Cet axe de réflexion propose en ce sens de questionner l’attribution personnelle et temporelle de la responsabilité des décideurs publics. La pandémie Covid-19 est particulièrement révélatrice du maillage des acteurs et des décideurs publics dans la lutte contre le virus, et accentue le sentiment de déliquescence et de dilution de la responsabilité. Cette période de crise sanitaire serait-elle dès lors révélatrice d’une diminution de la responsabilité des décideurs publics ? La difficulté réside ici dans l’identification précise des décideurs et dans la traduction de ce maillage des responsabilités dans des constructions et des représentations juridiques et sociales. Deux échelles particulièrement significatives pourraient servir d’appui à la recherche. D’une part, la place et l’impact du scientifique doivent être questionnés car le noyau de l’enjeu décisionnel se situe entre un prescripteur médico-scientifique irresponsable politiquement et le décideur public qui, lui, a des comptes à rendre. Comment appréhender ce paradoxe d’un discours scientifique légitimant l’action publique alors que l’expert scientifique n’a pas de légitimité démocratique ? Aux côtés des responsabilités politique et juridique, existerait-il une responsabilité scientifique ? Dans cette perspective, une réflexion sur la diversité des statuts d’expert scientifique (public ou privé) et ses effets en termes de responsabilité serait bienvenue. D’autre part, cette crise met en lumière de manière évidente le besoin de coordination entre le national et le local. La santé est l’exemple type de l’empilement des compétences et des structures : à une répartition entre le national et le local s’ajoute une multiplication d’instances, y compris ad hoc, qui renforcent l’indétermination du décideur. La réaction citoyenne est alors de se tourner vers l’interlocuteur le plus proche, ce qui explique qu’en France, les maires aient été en première ligne. Les risques engendrés par le déconfinement ont d’ailleurs poussé de nombreux élus locaux à demander une révision de la loi Fauchon du 10 juillet 2000 qui fixe le cadre juridique de leur responsabilité pénale pour les délits non intentionnels. De sorte que, au-delà de la responsabilité des décideurs publics, c’est la question de l’articulation des responsabilités personnelles qui doit se poser.

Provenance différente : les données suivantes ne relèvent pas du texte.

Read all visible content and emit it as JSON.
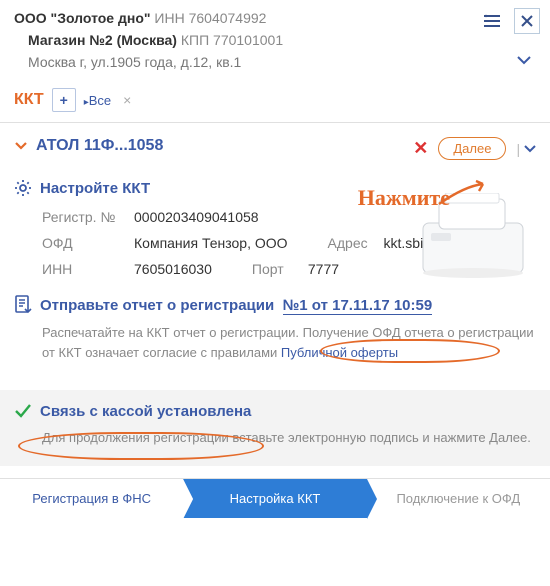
{
  "header": {
    "org_name": "ООО \"Золотое дно\"",
    "inn_label": "ИНН",
    "inn_value": "7604074992",
    "shop_name": "Магазин №2 (Москва)",
    "kpp_label": "КПП",
    "kpp_value": "770101001",
    "address": "Москва г, ул.1905 года, д.12, кв.1"
  },
  "kkt_row": {
    "label": "ККТ",
    "add": "+",
    "all_marker": "▸",
    "all_label": "Все",
    "close": "×"
  },
  "device": {
    "expand": "⌄",
    "title": "АТОЛ 11Ф...1058",
    "close_x": "✕",
    "next": "Далее",
    "vsep_chevron": "⌄",
    "vsep_bar": "|"
  },
  "configure": {
    "title": "Настройте ККТ",
    "reg_label": "Регистр. №",
    "reg_value": "0000203409041058",
    "ofd_label": "ОФД",
    "ofd_value": "Компания Тензор, ООО",
    "addr_label": "Адрес",
    "addr_value": "kkt.sbis.ru",
    "inn_label": "ИНН",
    "inn_value": "7605016030",
    "port_label": "Порт",
    "port_value": "7777"
  },
  "report": {
    "title_prefix": "Отправьте отчет о регистрации",
    "link": "№1 от 17.11.17 10:59",
    "help_1": "Распечатайте на ККТ отчет о регистрации. Получение ОФД отчета о регистрации от ККТ означает согласие с правилами ",
    "offer_link": "Публичной оферты"
  },
  "status": {
    "title": "Связь с кассой установлена",
    "help": "Для продолжения регистрации вставьте электронную подпись и нажмите Далее."
  },
  "tabs": {
    "t1": "Регистрация в ФНС",
    "t2": "Настройка ККТ",
    "t3": "Подключение к ОФД"
  },
  "annotation": {
    "press": "Нажмите"
  }
}
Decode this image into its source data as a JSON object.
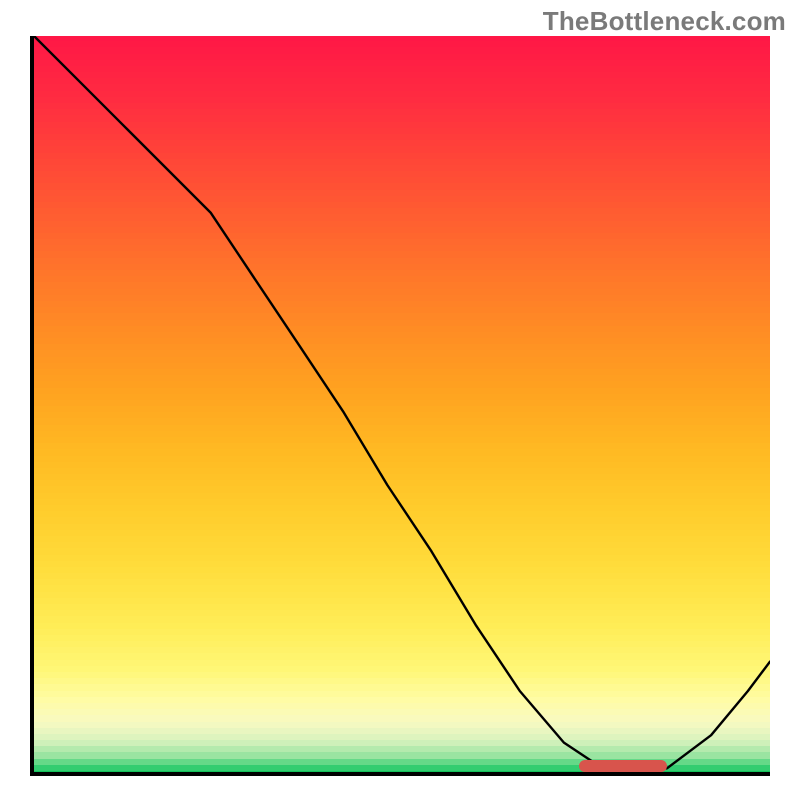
{
  "watermark": "TheBottleneck.com",
  "colors": {
    "axis": "#000000",
    "curve": "#000000",
    "marker": "#d8544c"
  },
  "chart_data": {
    "type": "line",
    "title": "",
    "xlabel": "",
    "ylabel": "",
    "xlim": [
      0,
      100
    ],
    "ylim": [
      0,
      100
    ],
    "grid": false,
    "legend": false,
    "series": [
      {
        "name": "bottleneck-curve",
        "x": [
          0,
          6,
          12,
          18,
          24,
          30,
          36,
          42,
          48,
          54,
          60,
          66,
          72,
          78,
          81,
          86,
          92,
          97,
          100
        ],
        "y": [
          100,
          94,
          88,
          82,
          76,
          67,
          58,
          49,
          39,
          30,
          20,
          11,
          4,
          0,
          0,
          0.5,
          5,
          11,
          15
        ]
      }
    ],
    "annotations": [
      {
        "name": "marker",
        "x_start": 74,
        "x_end": 86,
        "y": 0.8
      }
    ],
    "gradient": {
      "stops": [
        {
          "pos": 0.0,
          "color": "#ff1846"
        },
        {
          "pos": 0.08,
          "color": "#ff2b41"
        },
        {
          "pos": 0.16,
          "color": "#ff4438"
        },
        {
          "pos": 0.24,
          "color": "#ff5d31"
        },
        {
          "pos": 0.32,
          "color": "#ff762a"
        },
        {
          "pos": 0.4,
          "color": "#ff8d24"
        },
        {
          "pos": 0.48,
          "color": "#ffa320"
        },
        {
          "pos": 0.56,
          "color": "#ffb923"
        },
        {
          "pos": 0.64,
          "color": "#ffcc2c"
        },
        {
          "pos": 0.72,
          "color": "#ffdd3c"
        },
        {
          "pos": 0.8,
          "color": "#ffed57"
        },
        {
          "pos": 0.86,
          "color": "#fff778"
        },
        {
          "pos": 0.9,
          "color": "#fffca6"
        },
        {
          "pos": 0.93,
          "color": "#f7fac2"
        },
        {
          "pos": 0.955,
          "color": "#d7f2bd"
        },
        {
          "pos": 0.975,
          "color": "#99e4a1"
        },
        {
          "pos": 0.99,
          "color": "#39cf74"
        },
        {
          "pos": 1.0,
          "color": "#13c05a"
        }
      ]
    }
  }
}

Cette période de « crise » sanitaire s’inscrit également dans une temporalité particulière et n’a, par définition, pas vocation à perdurer : dès lors, le temps est un facteur déterminant de la responsabilité car il fige le moment de son attribution. Or, quelle temporalité retenir pour que la responsabilité n’entrave pas l’action et la décision publique ? Comment appréhender cette chaine de responsabilité qui s’étire bien en amont de ce temps de « crise » et pourrait s’étendre bien en aval ? Comment le juge, tributaire du moment de son contrôle, se saisit et intègre cette variable temporelle qui agit sur l’identification des acteurs, la précision des connaissances, ou sur l’objet même de la responsabilité (pour faute dans la gestion de la crise, pour risque de contamination) ? Comment concilier la temporalité courte de la responsabilité politique et celle plus longue de la responsabilité judiciaire ? Les débats entourant le principe de précaution14 pourraient également s’inscrire dans ces questionnements. La responsabilité des décideurs publics peut-elle garantir contre les effets possibles à long terme de mesures ponctuelles prises au nom d’un intérêt collectif ? Face à l’ampleur de la crise sanitaire, l’évolution vers une responsabilité prospective15 pourrait-elle se concevoir à l’égard des générations futures ? Dit autrement, la responsabilité des décideurs publics pourrait-elle s’écarter de la logique causale sur laquelle repose l’attribution individuelle ? 

Attentes 

L’objectif du présent appel à projets est de proposer une réflexion rétrospective et prospective de la responsabilité des décideurs publics face à la pandémie Covid-19. Soutenue par une démarche théorique et empirique, la recherche devra s’inscrire dans une perspective comparée et pluridisciplinaire (histoire, droit, sociologie, science politique, etc).

Bibliographie indicative

- Olivier Beaud, Le sang contaminé – Essai critique sur la criminalisation de la responsabilité des gouvernants, PUF, 1999.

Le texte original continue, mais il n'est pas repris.